Since 2009, the annual number of significant accidents on oil and petroleum pipelines has shot up by almost 60 percent, roughly matching the rise in US crude oil production, according to an analysis of federal data by the Associated Press.
Nearly two-thirds of the leaks during that time have been linked to corrosion or failures of material, welding, or equipment failures, which are often associated with older pipelines, but can occur in newer ones, too.
Other leaks were blamed on natural disasters or human error.
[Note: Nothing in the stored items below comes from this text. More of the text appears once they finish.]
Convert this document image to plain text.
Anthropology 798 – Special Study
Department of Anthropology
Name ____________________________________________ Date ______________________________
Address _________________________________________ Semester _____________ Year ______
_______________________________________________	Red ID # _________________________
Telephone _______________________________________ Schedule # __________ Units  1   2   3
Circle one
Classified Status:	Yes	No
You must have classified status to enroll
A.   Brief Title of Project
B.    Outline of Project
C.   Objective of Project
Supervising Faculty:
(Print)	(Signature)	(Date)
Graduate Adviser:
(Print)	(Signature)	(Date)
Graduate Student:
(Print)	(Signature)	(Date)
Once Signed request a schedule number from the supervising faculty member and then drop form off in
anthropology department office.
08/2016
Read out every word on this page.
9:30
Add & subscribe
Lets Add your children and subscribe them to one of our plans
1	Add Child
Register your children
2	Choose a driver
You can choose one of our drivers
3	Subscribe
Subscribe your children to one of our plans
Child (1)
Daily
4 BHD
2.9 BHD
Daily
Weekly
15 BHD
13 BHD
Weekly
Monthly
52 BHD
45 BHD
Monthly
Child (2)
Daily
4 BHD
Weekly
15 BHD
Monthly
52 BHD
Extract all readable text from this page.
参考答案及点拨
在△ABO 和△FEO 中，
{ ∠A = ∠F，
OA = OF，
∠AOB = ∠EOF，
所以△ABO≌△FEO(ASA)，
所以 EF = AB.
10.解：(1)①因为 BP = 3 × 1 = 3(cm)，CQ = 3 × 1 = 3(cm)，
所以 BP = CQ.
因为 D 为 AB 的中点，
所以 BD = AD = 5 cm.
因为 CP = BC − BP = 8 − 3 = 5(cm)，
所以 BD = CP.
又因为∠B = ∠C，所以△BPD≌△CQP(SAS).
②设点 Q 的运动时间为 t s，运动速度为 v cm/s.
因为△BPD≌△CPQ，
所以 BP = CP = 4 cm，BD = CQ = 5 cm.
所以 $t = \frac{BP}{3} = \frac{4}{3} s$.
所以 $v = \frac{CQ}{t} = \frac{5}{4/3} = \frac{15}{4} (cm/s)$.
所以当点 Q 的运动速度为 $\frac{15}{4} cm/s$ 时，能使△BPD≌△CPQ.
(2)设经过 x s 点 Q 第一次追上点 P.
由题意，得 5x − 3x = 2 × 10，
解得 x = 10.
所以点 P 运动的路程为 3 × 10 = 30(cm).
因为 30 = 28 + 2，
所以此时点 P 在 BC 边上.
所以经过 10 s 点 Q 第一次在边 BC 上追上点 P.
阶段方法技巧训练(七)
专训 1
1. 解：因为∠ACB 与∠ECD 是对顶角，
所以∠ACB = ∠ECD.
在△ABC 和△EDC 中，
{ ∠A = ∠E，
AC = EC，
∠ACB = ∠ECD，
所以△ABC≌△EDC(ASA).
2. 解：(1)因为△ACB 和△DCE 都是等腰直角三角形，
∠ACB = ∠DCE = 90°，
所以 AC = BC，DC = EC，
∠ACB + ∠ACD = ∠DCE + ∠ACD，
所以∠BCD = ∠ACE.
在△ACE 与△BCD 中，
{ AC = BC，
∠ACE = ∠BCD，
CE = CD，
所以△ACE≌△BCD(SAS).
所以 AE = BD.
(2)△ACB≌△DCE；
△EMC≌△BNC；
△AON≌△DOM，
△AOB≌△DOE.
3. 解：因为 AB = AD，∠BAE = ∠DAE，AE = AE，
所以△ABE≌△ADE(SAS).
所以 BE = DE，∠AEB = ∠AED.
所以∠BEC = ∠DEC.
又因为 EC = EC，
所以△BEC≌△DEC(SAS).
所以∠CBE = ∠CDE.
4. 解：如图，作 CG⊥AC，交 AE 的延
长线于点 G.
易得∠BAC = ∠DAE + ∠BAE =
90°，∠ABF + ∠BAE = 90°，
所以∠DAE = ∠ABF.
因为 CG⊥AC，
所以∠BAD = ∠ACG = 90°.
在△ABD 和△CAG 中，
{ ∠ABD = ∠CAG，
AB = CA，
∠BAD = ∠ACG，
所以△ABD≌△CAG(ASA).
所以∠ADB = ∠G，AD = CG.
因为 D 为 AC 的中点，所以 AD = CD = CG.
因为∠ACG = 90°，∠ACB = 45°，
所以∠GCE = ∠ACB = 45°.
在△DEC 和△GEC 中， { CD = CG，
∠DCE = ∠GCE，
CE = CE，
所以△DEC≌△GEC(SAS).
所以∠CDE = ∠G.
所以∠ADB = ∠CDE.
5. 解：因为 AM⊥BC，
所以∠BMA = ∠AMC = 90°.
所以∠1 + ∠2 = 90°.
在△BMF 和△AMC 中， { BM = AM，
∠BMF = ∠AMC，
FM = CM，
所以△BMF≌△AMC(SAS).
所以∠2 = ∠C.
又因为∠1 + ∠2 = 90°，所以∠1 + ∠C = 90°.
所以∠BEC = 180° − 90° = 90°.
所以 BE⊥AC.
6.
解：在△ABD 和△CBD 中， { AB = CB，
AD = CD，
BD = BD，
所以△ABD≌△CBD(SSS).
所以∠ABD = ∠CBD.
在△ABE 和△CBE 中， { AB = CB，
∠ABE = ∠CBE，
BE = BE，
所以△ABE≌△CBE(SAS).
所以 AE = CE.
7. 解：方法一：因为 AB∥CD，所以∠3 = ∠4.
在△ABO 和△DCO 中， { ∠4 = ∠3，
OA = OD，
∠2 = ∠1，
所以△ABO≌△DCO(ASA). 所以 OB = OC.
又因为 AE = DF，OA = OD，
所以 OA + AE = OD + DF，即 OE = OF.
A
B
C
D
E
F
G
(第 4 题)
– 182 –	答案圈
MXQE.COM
Since 1995, there have been more than 2,000 significant accidents involving pipelines carrying crude oil and refined petroleum products, with $3 billion in property damage, according to the federal Pipeline and Hazardous Materials Safety Administration. After dipping to 77 in 2009, the figure spiked to at least 121 in each of the past two years.
No cause has yet been determined for this week’s pipeline failure northwest of Santa Barbara. Up to 105,000 gallons of crude oil were spilled, making it among the largest spills in the US over the past two decades.
The leak covered sand and rocks with a thick, tar-like goo and forced two state beaches to close. About a fifth of the oil reached the Pacific Ocean. Federal regulators on Friday prohibited the pipeline from reopening until corrective actions are taken.
Plains All American Pipeline LP, which operates the pipeline, and its subsidiaries have reported 223 accidents along their lines since 2006. Those accidents resulted in a combined 864,300 gallons of spilled hazardous liquids, damages topping $32 million, and 25 federal enforcement actions.
The pipe in California had no previous problems and was thoroughly inspected in 2012, according to the company. It underwent similar tests about two weeks ago, although the results had not been analyzed.